第71話 しばらく入院生活

 帰り道。

 ヤンデレ神社まで戻ってきたイブキたちは、クマさんぬいぐるみを回収して、手水舎ちょうずやの水で喉をうるおした。


「少し休憩しよう」


 デバイスの画面がバキバキになっている。

 電源ボタンを長押しすると、奇跡的にOSが起動した。


 アプリを立ち上げる。

 位置情報システムでアカネやエリカの安否を調べる。


 点。

 動いている。

 ざっと確認した限りでは、みんなの命に別状はなさそう。


「心臓に悪いな」


 プツン。

 ほっと安心した瞬間、デバイスはその寿命を迎えてしまった。


「きゃ⁉︎」


 ミクの悲鳴がした。


「どうした?」


 イブキが駆けつけると、安置されていた人魚のミイラが灰になっていた。


 自然発火したらしい。

 不思議なことに木箱には焦げ跡一つ残っていない。


「私たちが勝負に勝ったから……負けたホムラの神聖が陰って……たぶん、ミイラに魂を繋ぎとめられなくなったんだ……」

「何か心当たりがあるのか?」

「いえ、忘れてください」


 ミクが首を振る。


 イブキたちは少年院を目指した。


 ……。

 …………。


 そして一週間後。


 イブキは窓の外を眺めていた。

 ずっと晴天が続いているお陰で気分は明るい方である。


 ここは本土の病院だ。

 全治三ヶ月……それがイブキに下された診断だった。


 ロリエッタがお見舞いにきている。

 というより、他に行く場所がないから、ビジネスホテルと病院を往復する生活を送っている。


「カットできました。パパに食べさせてあげます」


 今日のフルーツは鬼竜家から届いた完熟マンゴー。

 一口ほおばると果物とは思えない甘味がした。


「うん、おいしい」

「アカネが退院したら、お礼のお手紙を書くのです」


 ロリエッタが指をめながらいう。


 少年院のその後について。

 法務省のハヤトから教えてもらった。


 施設は一時閉鎖。

 島への定期便も廃止になったらしい。


 シオン以下数名はそのまま仮退院。

 残りの女の子は全国の女子少年院へと散っていった。


 重傷者は一人だけ。

 もちろんイブキである。


 他の子が無事だったから、責任を果たしたというべきか、アカネやエリカが頼もしかったというべきか、悩ましいところである。


 長兄のヤマトから電話があった。

 開口一番、自衛隊に戻ってこいといわれた。


『勘弁してください。骨が折れているのです』

『全治は?』

『三ヶ月です』

『何本やったんだ?』

『ヒビまで入れると、両手で数えきれないくらいには……』

『よく生きていたな。軍隊なら賞状がもらえた』

『笑い事じゃありません』


 イブキは電話を置いた。

 すると尿瓶しびんを手にしたロリエッタが寄ってきた。


「パパ、おしっこの時間なのです」

「まいったな……三日月にそっちの世話をされるとは……」

「毎回、看護師さんの手をわずらわせるわけにはいきませんから。自分たちができることは自分たちでやるのです」


 これではどっちが保護者なのか分からない。


「すまん……頼む……」

「個室なのですから。照れないでください」

「いや、三日月に見られるのも恥ずかしいのだ」


 出すものを出した後は濡れタオルで身体をいてもらった。

 ロリエッタは気が利くから、将来いいお嫁さんになりそうだな、と親バカっぽいことを考えてみる。

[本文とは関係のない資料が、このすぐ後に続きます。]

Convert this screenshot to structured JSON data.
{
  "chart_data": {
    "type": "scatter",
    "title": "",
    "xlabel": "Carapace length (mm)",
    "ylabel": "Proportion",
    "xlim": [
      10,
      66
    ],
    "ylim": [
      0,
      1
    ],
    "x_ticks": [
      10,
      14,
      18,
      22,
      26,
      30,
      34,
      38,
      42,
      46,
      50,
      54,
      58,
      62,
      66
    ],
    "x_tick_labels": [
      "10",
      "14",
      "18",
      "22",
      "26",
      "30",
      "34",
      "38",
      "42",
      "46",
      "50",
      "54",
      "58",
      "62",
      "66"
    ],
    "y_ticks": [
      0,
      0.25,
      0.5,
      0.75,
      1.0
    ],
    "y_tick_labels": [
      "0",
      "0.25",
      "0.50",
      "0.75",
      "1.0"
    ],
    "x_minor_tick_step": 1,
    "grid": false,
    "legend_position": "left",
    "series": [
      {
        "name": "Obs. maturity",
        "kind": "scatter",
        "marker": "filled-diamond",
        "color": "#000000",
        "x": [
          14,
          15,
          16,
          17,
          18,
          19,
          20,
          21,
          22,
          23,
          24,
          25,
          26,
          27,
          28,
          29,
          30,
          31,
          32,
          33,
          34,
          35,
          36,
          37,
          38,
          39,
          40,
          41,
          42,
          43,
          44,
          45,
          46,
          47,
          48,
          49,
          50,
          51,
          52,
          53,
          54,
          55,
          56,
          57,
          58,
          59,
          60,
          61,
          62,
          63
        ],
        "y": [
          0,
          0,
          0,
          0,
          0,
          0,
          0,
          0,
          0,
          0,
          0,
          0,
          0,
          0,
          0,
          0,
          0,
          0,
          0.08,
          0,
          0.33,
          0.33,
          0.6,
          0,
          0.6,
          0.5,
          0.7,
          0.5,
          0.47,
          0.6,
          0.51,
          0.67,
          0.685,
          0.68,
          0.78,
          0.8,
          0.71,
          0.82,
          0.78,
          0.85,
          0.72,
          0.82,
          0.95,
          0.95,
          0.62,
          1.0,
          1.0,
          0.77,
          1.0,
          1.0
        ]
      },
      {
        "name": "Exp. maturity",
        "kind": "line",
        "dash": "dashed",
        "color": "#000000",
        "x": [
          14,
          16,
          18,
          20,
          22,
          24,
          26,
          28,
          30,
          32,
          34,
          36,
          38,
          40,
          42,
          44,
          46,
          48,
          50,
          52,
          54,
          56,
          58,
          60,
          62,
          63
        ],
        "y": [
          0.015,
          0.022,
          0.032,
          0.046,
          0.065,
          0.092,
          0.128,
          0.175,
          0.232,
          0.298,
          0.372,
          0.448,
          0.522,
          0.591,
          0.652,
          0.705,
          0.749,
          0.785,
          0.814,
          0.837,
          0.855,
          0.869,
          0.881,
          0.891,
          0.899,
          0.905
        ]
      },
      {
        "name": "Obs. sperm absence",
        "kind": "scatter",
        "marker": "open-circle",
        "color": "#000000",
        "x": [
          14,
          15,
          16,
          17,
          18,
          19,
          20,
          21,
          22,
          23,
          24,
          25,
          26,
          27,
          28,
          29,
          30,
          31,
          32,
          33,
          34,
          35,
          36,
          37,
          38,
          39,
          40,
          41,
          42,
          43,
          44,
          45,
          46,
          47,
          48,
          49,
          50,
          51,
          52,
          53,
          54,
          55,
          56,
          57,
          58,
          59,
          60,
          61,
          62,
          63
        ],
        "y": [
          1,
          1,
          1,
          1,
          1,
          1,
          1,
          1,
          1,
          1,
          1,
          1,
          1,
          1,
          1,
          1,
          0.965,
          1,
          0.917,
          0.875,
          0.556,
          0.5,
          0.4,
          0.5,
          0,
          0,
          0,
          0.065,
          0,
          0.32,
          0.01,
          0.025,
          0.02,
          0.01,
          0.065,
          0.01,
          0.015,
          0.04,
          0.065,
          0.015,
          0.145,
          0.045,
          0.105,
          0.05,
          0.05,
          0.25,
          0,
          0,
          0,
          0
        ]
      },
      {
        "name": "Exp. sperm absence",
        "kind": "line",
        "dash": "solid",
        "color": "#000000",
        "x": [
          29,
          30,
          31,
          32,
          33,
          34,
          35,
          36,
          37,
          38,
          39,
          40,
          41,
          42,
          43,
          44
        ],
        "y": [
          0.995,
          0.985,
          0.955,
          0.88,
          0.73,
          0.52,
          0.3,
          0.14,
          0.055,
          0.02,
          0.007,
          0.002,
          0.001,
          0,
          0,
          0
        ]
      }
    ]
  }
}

「それにしても、誰が入院費を出してくれたのでしょうか?」

「分からない。病院の先生なら知っているだろうが、何も教えてくれなかった」


 最初、イブキは四人部屋に入れられた。

 ところが翌々日、個室へと移された。


 それから毎日の病院食がグレードアップした。

 お寿司やステーキが出てくるから、ロリエッタがいつもチェックしにくる。


「入所していた子の身内が病院に働きかけたのは間違いないが……」


 念のためハヤトにも確認してみた。

『法務省がそんなことするわけないだろう。血税だぞ』と一蹴された。


「私のホテル代まで払ってくれるなんて太っ腹なのです」


 ロリエッタが完熟マンゴーで膨れたお腹をポムポムしながらいう。


「ねえねえ、パパ、今夜泊まっていってもいいですか?」

「どこで寝るつもりだ?」

「パパのベッドに侵入します」

「ダメだ。三日月くらいの歳の子は一人で寝なさい」

「むぅ、なのです」


 ときどき忘れそうになるが、ロリエッタはこう見えても16歳なのである。


「だったら、今日も勉強を教えてください」

「ああ、いいぞ」

「やった!」


 イブキを占有できるのが嬉しいらしく、その場でくるりとターンした。